I think it might be time for certain shows to cash in their chips. I’ve always enjoyed RockWiz more than Spicks and Specks and although both are showing signs of creaking, I feel that the ABC’s music quiz show has had its day. I was watching Spicks and Specks’ 80s music special last night. I am the natural audience for this kind of retro nonsense – yet I didn’t dig it.
It was all a little too ‘relaxed’. A few months back it appeared that Australian Idol’s Wes Carr genuinely pinged host Adam Hills by calling him ‘Dad’. This reference was less about Hills’ age and more about where his jokes seemed to be coming from. I think the whippersnapper might have called it right. On an average episode, like last night’s, it feels as though Hillsy’s dad jokes are vying for groans with team captain Alan Brough’s version of the same.

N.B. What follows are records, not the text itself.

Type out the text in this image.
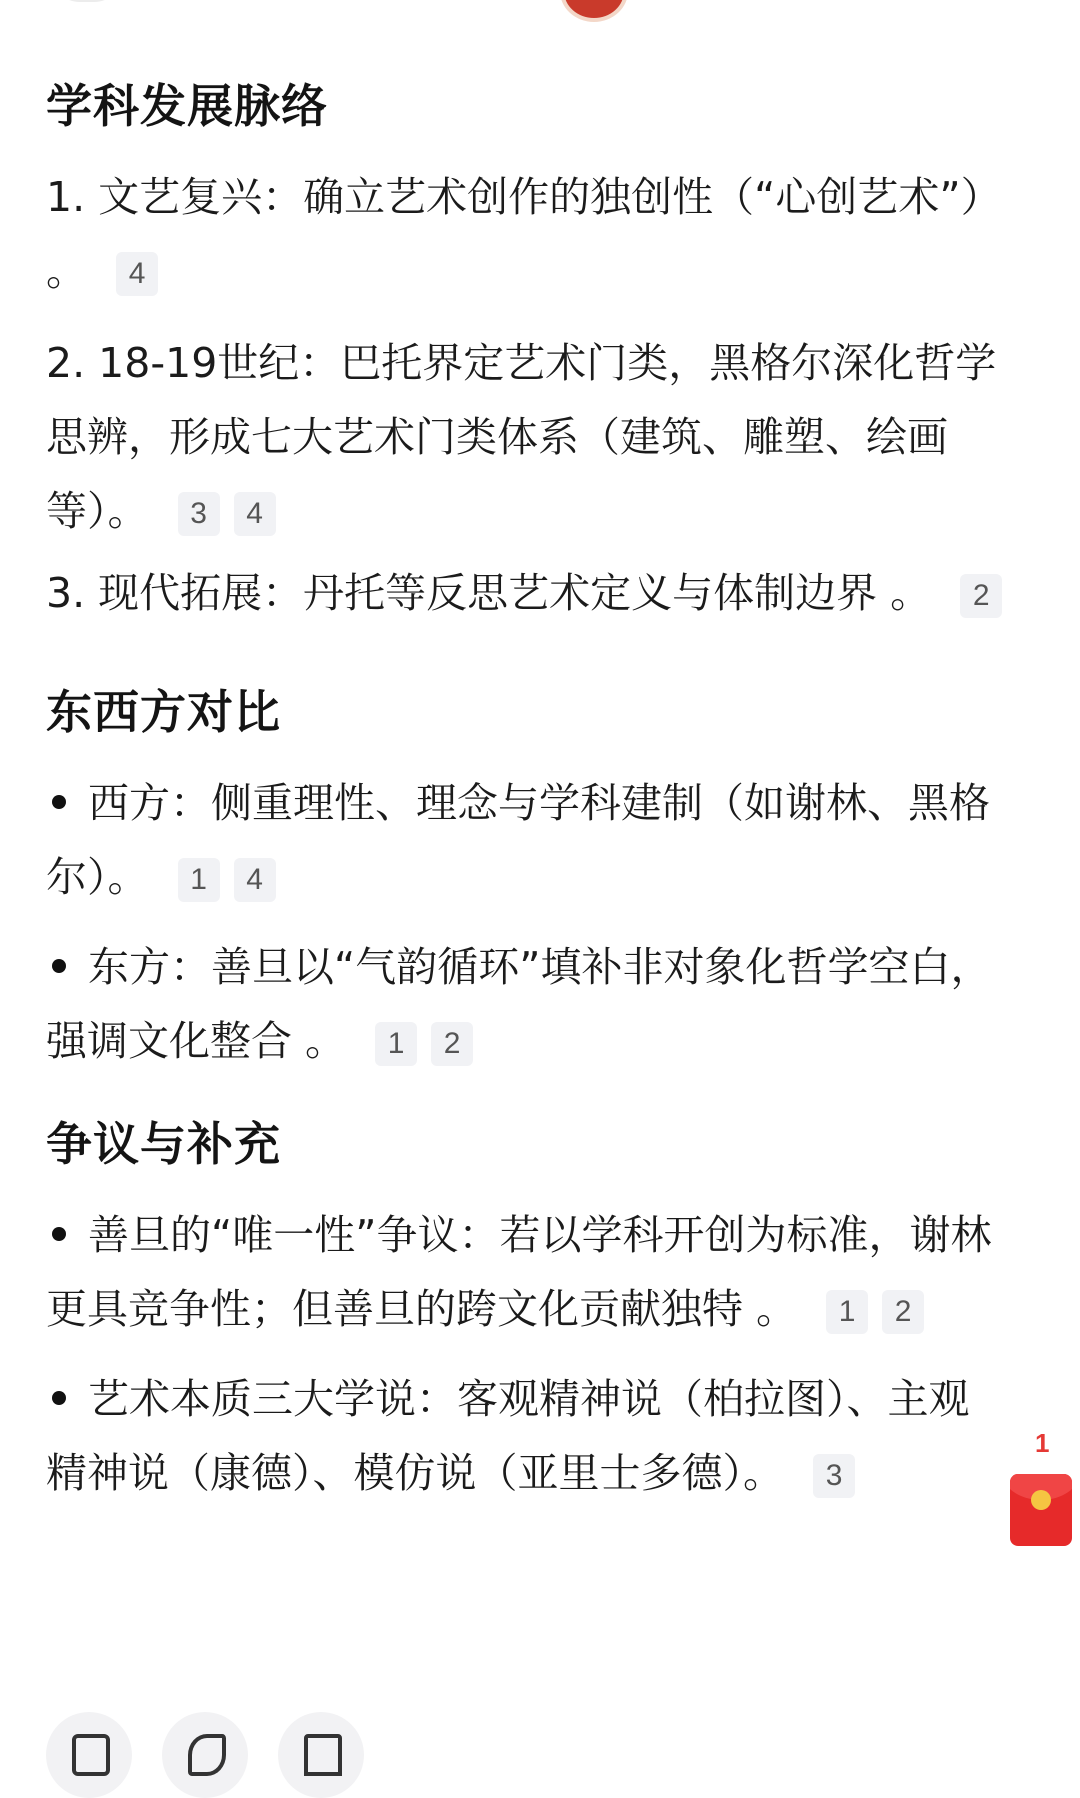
学科发展脉络
1. 文艺复兴：确立艺术创作的独创性（“心创艺术”）
。 4
2. 18-19世纪：巴托界定艺术门类，黑格尔深化哲学
思辨，形成七大艺术门类体系（建筑、雕塑、绘画
等）。 3 4
3. 现代拓展：丹托等反思艺术定义与体制边界 。 2
东西方对比
西方：侧重理性、理念与学科建制（如谢林、黑格
尔）。 1 4
东方：善旦以“气韵循环”填补非对象化哲学空白，
强调文化整合 。 1 2
争议与补充
善旦的“唯一性”争议：若以学科开创为标准，谢林
更具竞争性；但善旦的跨文化贡献独特 。 1 2
艺术本质三大学说：客观精神说（柏拉图）、主观
精神说（康德）、模仿说（亚里士多德）。 3
1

The show’s quiz format is basically an excuse to showcase certain talents. Therefore a contestant like comedian Hamish Blake is a liability when it comes to answering questions, but the speed of his gags tends to lift any episode he is on. Sometimes the musical guests offer something unexpectedly good. One of the games involves singing the tune of a pop song using unrelated words from a book. It is a difficult thing to do well, even for professional singers. The night Martha Wainwright did it, she sang so beautifully that it persuaded me go back and give her music a proper listen.
Last night Brian Mannix turned out to be very much the opposite of a must-see talent. After Mannix groused about the shitness of certain 1980s bands like Ultravox, Hillsy made the error of asking him what he thought about certain other bands of the era. He may have been saying ‘put up or shut up’, but Brian went into boring and crass detail to make his point. For those who might not remember, Brian’s own band, The Uncanny X-Men were considered a pop novelty at best, so watching him dump on one-hit wonders Flock of Seagulls, was about as edifying as hearing your angry neighbour complain about the shortcomings of the local council.
Fortunately we were saved from discovering Brian’s thoughts about young people’s music, Twitter or sexting. The show ended with some energetic break dancing by a ‘crew’ who are probably fighting promoters off with a stick, but it was all a little bit tired and lame.
In general, if given a choice between seeing Australian talent on other shows of this format, (Good News Week and Talking ‘Bout Your Generation), I’d rather these faux quizzes than nothing. And with the way money is leaking away from the free-to-air platform, maybe we’ll be getting a lot more nothing coming our way soon. However, I also wouldn’t mind if the TV Brains Trust presented us with something a little fresher than this cheap-to-make, but played-out telly genre.